Later, I met Alfred. It was his birthday, and I’d asked him to come by. He drove in at almost the exact time. Just a few minutes later. At first he looked uneasy, stiff in the dining chair, until I assured him his boss was aware. Then his shoulders eased, and gratitude filled his face.

“I’m truly grateful, Miss Wellington. I didn’t see this coming.”

“You deserve it,” I said, sliding the box toward him. “Go on, unbox it. Matthew asked for a video.”

Anna handed him scissors. He sliced the tape, revealing the Apple Watch and stylus pen, both customized in powder blue with his name engraved.

“This is incredible. Apple doesn’t even make them in this color. How did you—”

“It was a special order,” I said smoothly. “Our way of showing appreciation.”

He smiled, touched.

But inside, my mind was cold steel. If only he knew the watch wasn’t just a gift. It was a leash. A leash I had set myself.

We raised a toast, his eyes still shining with gratitude. Mine hid something else entirely.

As the glasses clinked, I rose with my champagne flute to turn toward the chandelier; my movement grazed his shoulder, and the red wine tipped, staining the cuff of his coffee-colored jacket.
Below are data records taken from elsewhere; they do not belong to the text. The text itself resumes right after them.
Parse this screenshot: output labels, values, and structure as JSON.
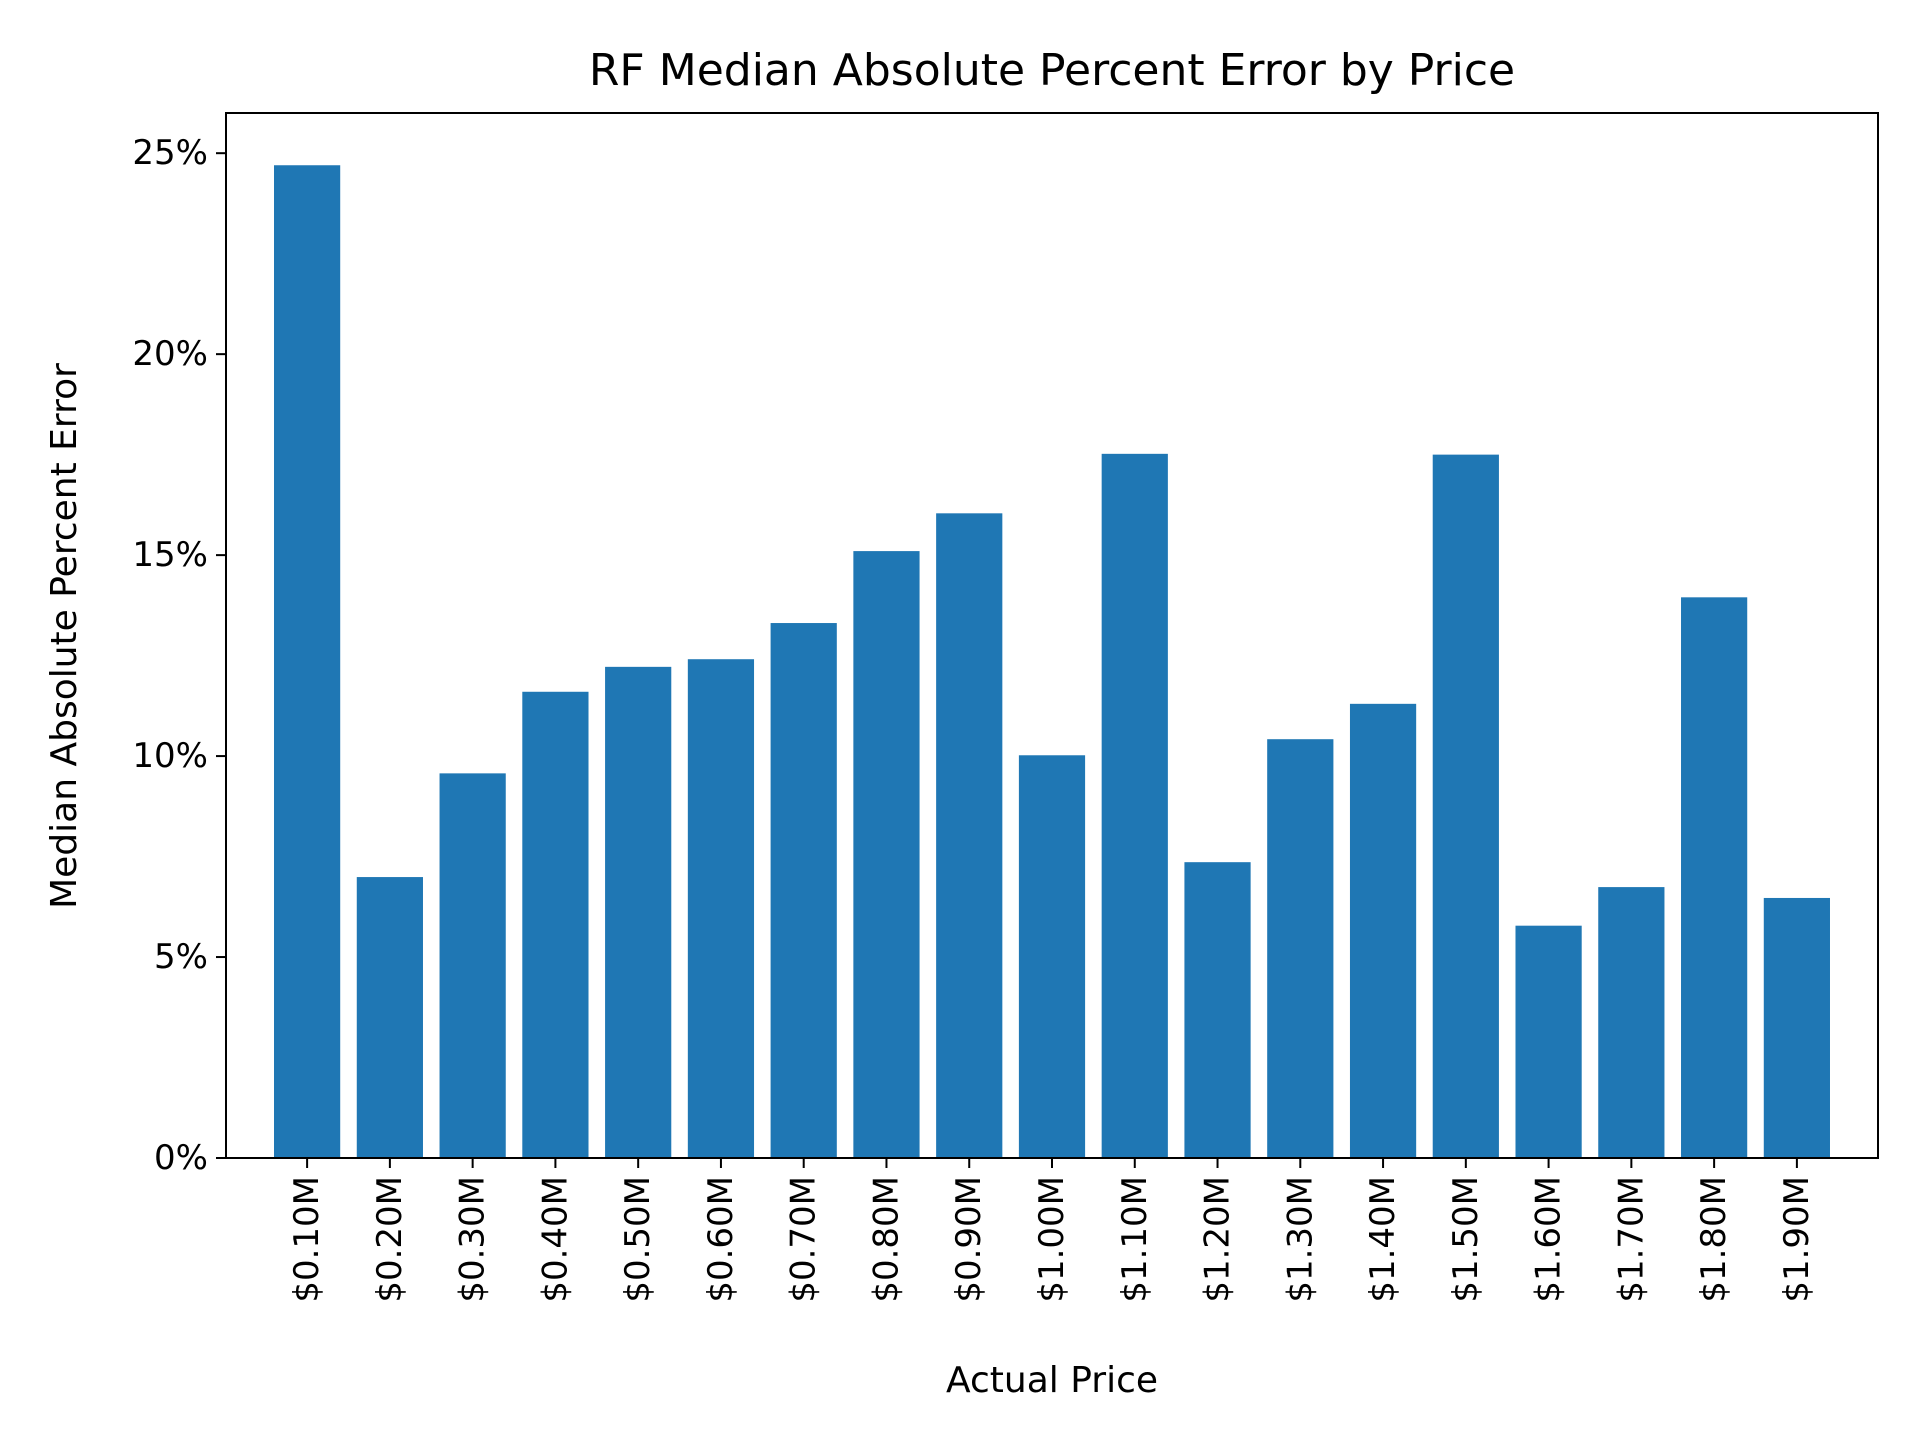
{
  "chart_data": {
    "type": "bar",
    "title": "RF Median Absolute Percent Error by Price",
    "xlabel": "Actual Price",
    "ylabel": "Median Absolute Percent Error",
    "categories": [
      "$0.10M",
      "$0.20M",
      "$0.30M",
      "$0.40M",
      "$0.50M",
      "$0.60M",
      "$0.70M",
      "$0.80M",
      "$0.90M",
      "$1.00M",
      "$1.10M",
      "$1.20M",
      "$1.30M",
      "$1.40M",
      "$1.50M",
      "$1.60M",
      "$1.70M",
      "$1.80M",
      "$1.90M"
    ],
    "values": [
      24.7,
      6.99,
      9.57,
      11.6,
      12.22,
      12.41,
      13.31,
      15.1,
      16.04,
      10.02,
      17.52,
      7.36,
      10.42,
      11.3,
      17.5,
      5.78,
      6.74,
      13.95,
      6.47
    ],
    "ylim": [
      0,
      26
    ],
    "yticks": [
      0,
      5,
      10,
      15,
      20,
      25
    ],
    "ytick_labels": [
      "0%",
      "5%",
      "10%",
      "15%",
      "20%",
      "25%"
    ],
    "grid": false,
    "legend": "none",
    "bar_color": "#1f77b4"
  }
}
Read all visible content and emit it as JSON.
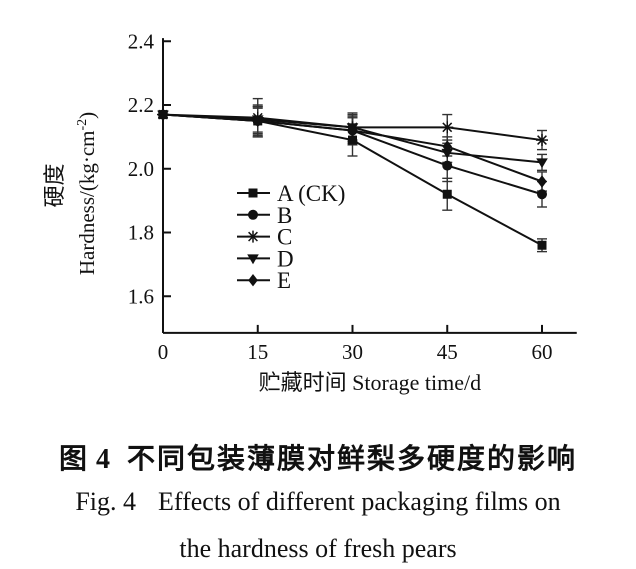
{
  "chart_data": {
    "type": "line",
    "x": [
      0,
      15,
      30,
      45,
      60
    ],
    "xticks": [
      "0",
      "15",
      "30",
      "45",
      "60"
    ],
    "yticks": [
      "1.6",
      "1.8",
      "2.0",
      "2.2",
      "2.4"
    ],
    "xlim": [
      0,
      65.5
    ],
    "ylim": [
      1.485,
      2.41
    ],
    "grid": false,
    "xlabel": "贮藏时间 Storage time/d",
    "ylabel_zh": "硬度",
    "ylabel_en": "Hardness/(kg·cm⁻²)",
    "legend_position": "inside-center-left",
    "color": "#111111",
    "background": "#ffffff",
    "series": [
      {
        "name": "A (CK)",
        "marker": "square",
        "values": [
          2.17,
          2.15,
          2.09,
          1.92,
          1.76
        ],
        "errors": [
          0.01,
          0.045,
          0.05,
          0.05,
          0.02
        ]
      },
      {
        "name": "B",
        "marker": "circle",
        "values": [
          2.17,
          2.15,
          2.12,
          2.01,
          1.92
        ],
        "errors": [
          0.01,
          0.05,
          0.045,
          0.05,
          0.04
        ]
      },
      {
        "name": "C",
        "marker": "asterisk",
        "values": [
          2.17,
          2.16,
          2.13,
          2.13,
          2.09
        ],
        "errors": [
          0.01,
          0.06,
          0.045,
          0.04,
          0.03
        ]
      },
      {
        "name": "D",
        "marker": "triangle-down",
        "values": [
          2.17,
          2.155,
          2.13,
          2.05,
          2.02
        ],
        "errors": [
          0.01,
          0.04,
          0.04,
          0.03,
          0.025
        ]
      },
      {
        "name": "E",
        "marker": "diamond",
        "values": [
          2.17,
          2.15,
          2.12,
          2.07,
          1.96
        ],
        "errors": [
          0.01,
          0.04,
          0.04,
          0.03,
          0.03
        ]
      }
    ]
  },
  "caption": {
    "zh_label": "图 4",
    "zh_title": "不同包装薄膜对鲜梨多硬度的影响",
    "en_label": "Fig. 4",
    "en_line1": "Effects of different packaging films on",
    "en_line2": "the hardness of fresh pears"
  }
}
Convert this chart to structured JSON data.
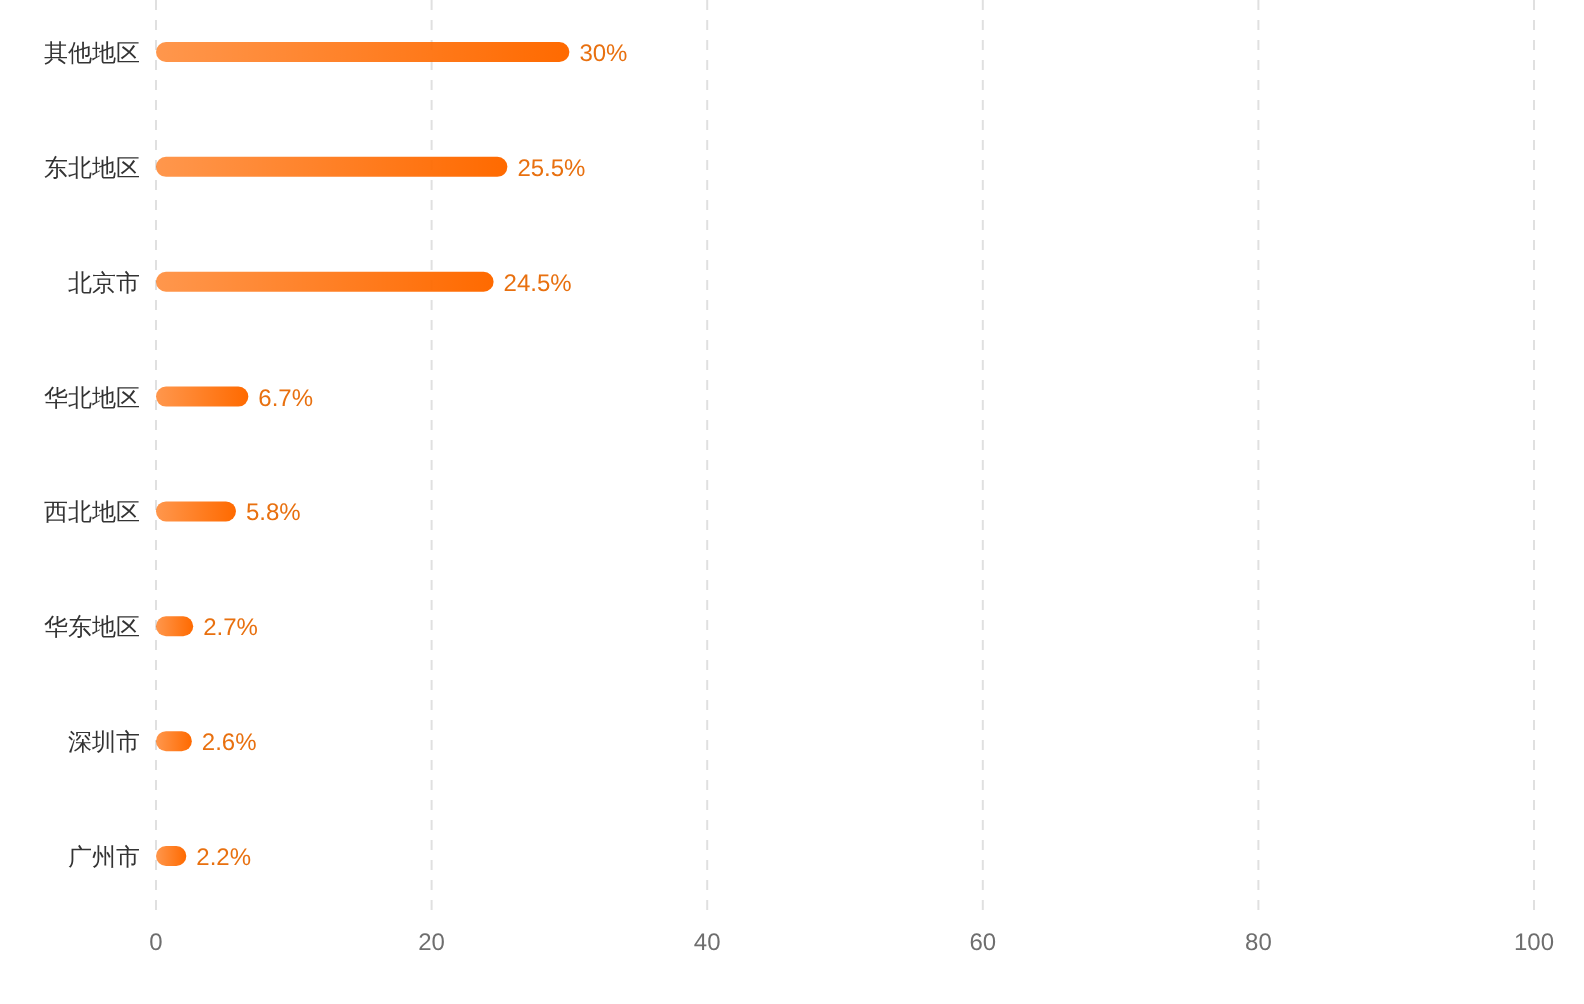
{
  "chart_data": {
    "type": "bar",
    "orientation": "horizontal",
    "categories": [
      "其他地区",
      "东北地区",
      "北京市",
      "华北地区",
      "西北地区",
      "华东地区",
      "深圳市",
      "广州市"
    ],
    "values": [
      30,
      25.5,
      24.5,
      6.7,
      5.8,
      2.7,
      2.6,
      2.2
    ],
    "value_labels": [
      "30%",
      "25.5%",
      "24.5%",
      "6.7%",
      "5.8%",
      "2.7%",
      "2.6%",
      "2.2%"
    ],
    "color": "#ff6a00",
    "xlim": [
      0,
      100
    ],
    "xticks": [
      0,
      20,
      40,
      60,
      80,
      100
    ],
    "grid": "x"
  }
}
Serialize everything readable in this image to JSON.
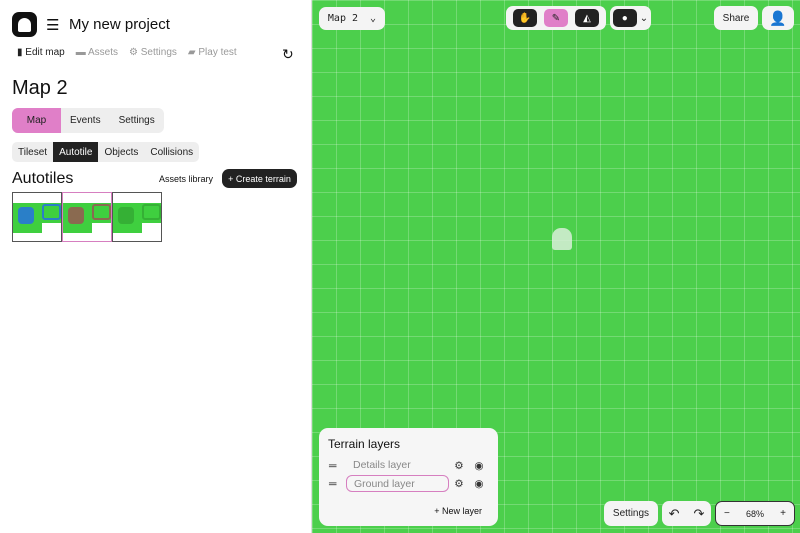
{
  "header": {
    "project_title": "My new project",
    "logo": "ghost-logo",
    "menu_icon": "menu-collapse-icon"
  },
  "nav": {
    "items": [
      {
        "label": "Edit map",
        "icon": "map-icon"
      },
      {
        "label": "Assets",
        "icon": "folder-icon"
      },
      {
        "label": "Settings",
        "icon": "gear-icon"
      },
      {
        "label": "Play test",
        "icon": "gamepad-icon"
      }
    ],
    "refresh_icon": "refresh-icon"
  },
  "map_title": "Map 2",
  "main_tabs": [
    "Map",
    "Events",
    "Settings"
  ],
  "sub_tabs": [
    "Tileset",
    "Autotile",
    "Objects",
    "Collisions"
  ],
  "autotiles": {
    "heading": "Autotiles",
    "library": "Assets library",
    "create": "+ Create terrain"
  },
  "toolbar": {
    "map_select": "Map 2",
    "share": "Share",
    "tools": [
      "hand-icon",
      "pencil-icon",
      "eraser-icon",
      "circle-brush-icon"
    ]
  },
  "terrain_layers": {
    "title": "Terrain layers",
    "layers": [
      "Details layer",
      "Ground layer"
    ],
    "new_layer": "+ New layer"
  },
  "bottom": {
    "settings": "Settings",
    "zoom": "68%",
    "minus": "−",
    "plus": "+"
  },
  "colors": {
    "accent": "#e07fc8",
    "grass": "#4ccf4c",
    "dark": "#222222"
  }
}
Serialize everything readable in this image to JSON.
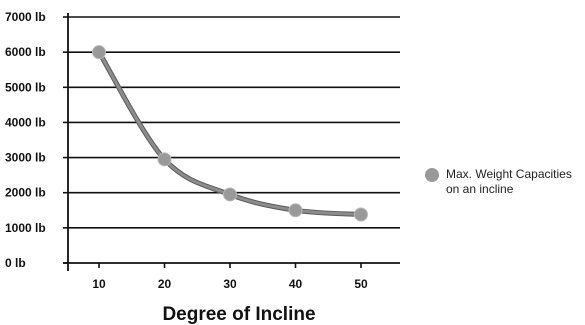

“I’m so sorry.” I apologized.

“It’s fine, Ma. I’ll go clean this up in the guest bathroom.” he hurried off in the direction of the west wing, clutching his phone and tapping his airpods to receive the incoming

“Oh, shit. I’ll be on my way,” Alfred muttered before hurrying off.

The moment he disappeared, I slipped into the small waiting area—empty, blind to cameras. My silk blouse lifted just enough for me to reach into my cream lace bra and draw out the tracker. My fingers steadied as I flicked it on.

Crossing to the stand where he’d left his briefcase, I slid the device into the hidden fold of fabric, letting my hand fall away as if nothing had happened.

The cameras? Already handled. One pulled plug, no trace.

I typed quickly to Carlos: Plan activated.

Then I bade Alfred farewell with a flawless smile—the kind that concealed everything.

And as I walked away, the victory curled in me like a secret flame. For the first time in years, the game was mine.